Common Core, of course, is founded by the great David "No one gives a crap what you think or feel" Coleman, who now runs the College Board. Nice work if you can get it, I suppose. Since your feelings and opinions are presumed to have no value, it's hard to imagine how you're going to get the whole writing thing going.
It's ironic that an editorial board would champion such a philosophy. After all, it's their job to tell us what they think and feel. Why would they be so enamored of a system that so actively discourages what they actually do? If the Post editorial board thinks the system is so great, why don't they stop giving their opinions and start parsing whether or not shark netting is a good idea, and doing so by taking a list of prescribed articles and adding no judgment save which arguments they like better?
In fact, teachers have complained to me that they've failed certification exams for giving their opinions. It appears the whole common coriness thing has become a qualification for our position. Evidently our opinions are not welcome either. That's an odd qualification for a job that depends so heavily on frequent, almost perpetual instant judgments. But what do I know? I'm not an editorial writer or a test designer. (I mean sure, I design tests, but my tests are designed to measure what my students actually study, not David Coleman's public grappling with his lifelong feelings of personal inadequacy.)

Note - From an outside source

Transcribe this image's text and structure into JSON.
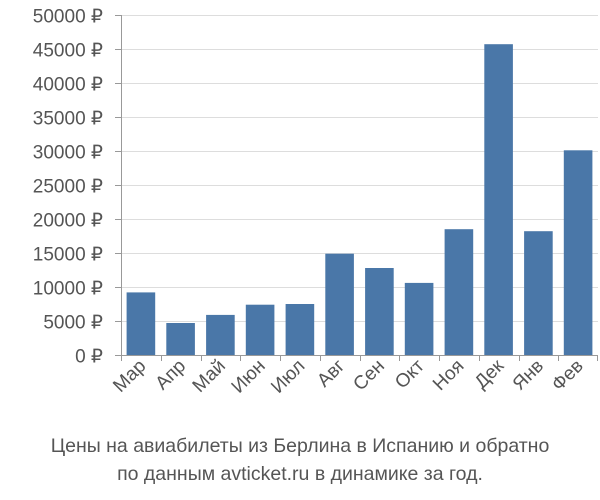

Actually there is a reading test we offer. It's actually not called that. Rather, it's called the new global exam. I was pretty happy to know that I needed virtually no knowledge of global history to pass it. Because I've spent my life reading, I was able to figure out almost all the answers. On the other hand, you might want to, you know, have people study and learn about history. I think I would if I were a history teacher. If I wanted them to pass the test, though, I'd probably focus on reading and discussions. The subject would be of no importance whatsoever.
I'd discourage that if I were teaching to the English Regents. This doesn't involve reading, reflection or consideration, but rather close reading, or nitpicking for details that may or may not be of ultimate importance. The Post sees things differently, of course.
The real agenda here is simply to further erode any standard that might expose public schools as failing to educate. Ever since forcing the exit of Chancellor Merryl Tisch in 2015, the Regents have watered-down standards on teacher training, teacher accountability and state tests for grades 3-8 as well as the Regents exams.
It was actually Merryl Tisch who ushered in all this Common Core nonsense. All the current Regents have done about that, so far, is nothing. They've moved steadily in Tisch's direction. In fact, they've made the rather stunning determination that English Language Learners need less English instruction. So after watering down ELA to virtually nothing, they've determined that the students most in need of English need less than nothing.
For my money, getting rid of the Regents exams with which I'm familiar has no meaning whatsoever. You may argue that the math or science exams have some value, but I'd be quite surprised. The Post thinks the Regents want to make diplomas meaningless. If that is predicated on the assumption that they are now meaningful based on Regents exams, they've got their work cut out for them.